Your original post is far more reasoned than most I see regarding
this debate. You are amongst the few who seem to actually understand
that what most Americans think of as "health insurance" is actually a
"payment plan". Insurance is a hedge against lesser-likely but
catastrophic events. However, 60-years of corporate custom abetted
by the tax code has seen to it that most people think of insurance as
something an employer takes responsibility for with $20 co-pays and
real costs that they never ever see, or realize even exist.
My favorite example is: How expensive would your auto insurance have
to be if it also covered oil changes, tune-ups, and replacement
tires?
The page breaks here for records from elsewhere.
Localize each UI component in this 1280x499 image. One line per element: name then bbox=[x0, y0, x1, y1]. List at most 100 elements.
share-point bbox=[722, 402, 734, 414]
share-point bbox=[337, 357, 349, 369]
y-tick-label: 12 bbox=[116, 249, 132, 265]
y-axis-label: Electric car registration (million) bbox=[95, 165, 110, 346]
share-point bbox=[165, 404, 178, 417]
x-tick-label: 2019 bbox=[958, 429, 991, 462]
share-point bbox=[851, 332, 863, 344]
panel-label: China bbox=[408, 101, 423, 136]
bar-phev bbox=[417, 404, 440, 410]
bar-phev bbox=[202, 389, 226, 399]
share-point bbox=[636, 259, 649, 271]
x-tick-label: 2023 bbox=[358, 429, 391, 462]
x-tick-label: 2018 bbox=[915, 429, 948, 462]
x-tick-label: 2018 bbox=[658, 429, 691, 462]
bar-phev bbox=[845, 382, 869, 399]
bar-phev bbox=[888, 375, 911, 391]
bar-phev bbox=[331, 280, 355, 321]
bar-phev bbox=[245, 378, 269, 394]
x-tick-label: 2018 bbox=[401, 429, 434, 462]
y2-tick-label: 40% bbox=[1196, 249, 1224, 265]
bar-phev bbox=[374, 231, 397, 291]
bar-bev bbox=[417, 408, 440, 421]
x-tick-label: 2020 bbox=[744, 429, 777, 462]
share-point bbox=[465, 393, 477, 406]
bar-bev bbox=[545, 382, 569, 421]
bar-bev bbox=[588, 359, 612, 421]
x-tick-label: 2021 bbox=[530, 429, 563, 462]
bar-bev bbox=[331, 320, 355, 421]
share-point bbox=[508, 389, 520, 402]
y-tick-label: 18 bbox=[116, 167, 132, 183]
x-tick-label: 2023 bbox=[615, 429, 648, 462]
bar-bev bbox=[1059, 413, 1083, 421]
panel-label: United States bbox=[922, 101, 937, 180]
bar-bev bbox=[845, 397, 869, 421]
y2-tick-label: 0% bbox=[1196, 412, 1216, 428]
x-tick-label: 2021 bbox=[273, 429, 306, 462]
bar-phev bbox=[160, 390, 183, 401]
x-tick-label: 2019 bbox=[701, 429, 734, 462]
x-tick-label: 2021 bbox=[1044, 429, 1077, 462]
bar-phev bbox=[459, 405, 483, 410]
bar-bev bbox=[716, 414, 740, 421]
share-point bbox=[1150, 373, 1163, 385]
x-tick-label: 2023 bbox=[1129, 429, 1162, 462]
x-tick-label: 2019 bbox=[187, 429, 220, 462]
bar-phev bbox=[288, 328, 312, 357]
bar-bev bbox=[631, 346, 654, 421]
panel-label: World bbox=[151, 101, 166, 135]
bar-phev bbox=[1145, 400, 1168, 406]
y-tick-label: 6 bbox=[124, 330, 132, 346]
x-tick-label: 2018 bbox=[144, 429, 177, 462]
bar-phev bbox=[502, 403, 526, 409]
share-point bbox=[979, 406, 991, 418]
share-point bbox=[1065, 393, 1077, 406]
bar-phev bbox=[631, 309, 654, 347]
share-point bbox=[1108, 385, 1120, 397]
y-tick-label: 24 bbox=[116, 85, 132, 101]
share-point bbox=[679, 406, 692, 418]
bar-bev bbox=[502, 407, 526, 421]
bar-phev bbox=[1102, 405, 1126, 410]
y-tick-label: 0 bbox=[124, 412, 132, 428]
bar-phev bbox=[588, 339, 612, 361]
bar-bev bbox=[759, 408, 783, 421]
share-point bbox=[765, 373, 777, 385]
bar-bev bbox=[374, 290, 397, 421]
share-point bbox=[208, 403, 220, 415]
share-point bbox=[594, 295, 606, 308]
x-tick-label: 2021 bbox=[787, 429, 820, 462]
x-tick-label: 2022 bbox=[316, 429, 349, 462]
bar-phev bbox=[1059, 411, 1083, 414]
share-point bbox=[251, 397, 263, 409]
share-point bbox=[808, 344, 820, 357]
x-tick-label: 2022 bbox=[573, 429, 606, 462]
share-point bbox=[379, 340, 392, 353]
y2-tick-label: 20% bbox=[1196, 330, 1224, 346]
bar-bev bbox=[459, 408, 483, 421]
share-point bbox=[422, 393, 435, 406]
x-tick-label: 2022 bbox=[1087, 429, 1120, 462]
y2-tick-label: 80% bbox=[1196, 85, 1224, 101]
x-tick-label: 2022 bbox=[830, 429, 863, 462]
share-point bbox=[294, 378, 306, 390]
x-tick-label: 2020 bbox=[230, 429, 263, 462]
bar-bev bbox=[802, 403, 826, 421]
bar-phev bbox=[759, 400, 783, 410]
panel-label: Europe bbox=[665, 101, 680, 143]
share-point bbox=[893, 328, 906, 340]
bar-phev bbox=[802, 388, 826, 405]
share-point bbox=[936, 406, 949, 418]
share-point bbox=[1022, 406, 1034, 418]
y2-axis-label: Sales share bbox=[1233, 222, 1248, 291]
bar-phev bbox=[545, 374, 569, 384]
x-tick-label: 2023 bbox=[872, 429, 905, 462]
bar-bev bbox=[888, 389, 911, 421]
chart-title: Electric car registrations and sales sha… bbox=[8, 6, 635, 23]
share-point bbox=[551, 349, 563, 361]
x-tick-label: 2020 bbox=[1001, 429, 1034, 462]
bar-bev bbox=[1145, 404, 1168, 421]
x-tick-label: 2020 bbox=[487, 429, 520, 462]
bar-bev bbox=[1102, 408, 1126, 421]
And how much would consumers care about the actual cost of
oil changes, tune-ups, and replacement tires if all they had to pay
to get them whenever they wanted them was $20?
But the unfortunately, your "wellness tax" is simply a blank check in
a nation where few understand, and fewer can even define in finite
terms what all "health care", is, or should be, especially when most
of those clamoring for it expect that it will be paid for by someone
other than themselves.
Add to that the idea that somehow a hopelessly corrupt congress can
develop a plan that was not riddled with special and self interest,
and then stand behind and defend what they write before the people
instead of relying on code and procedural gimmicks to get it passed
into law. And this is all done in the shadow of the explicit goal of
implementing a Soviet-style single-payer system the second their
flawed system predictably fails. Any discussions of "freedom" will
be long since mute at that point; we'll all be slaves to the state.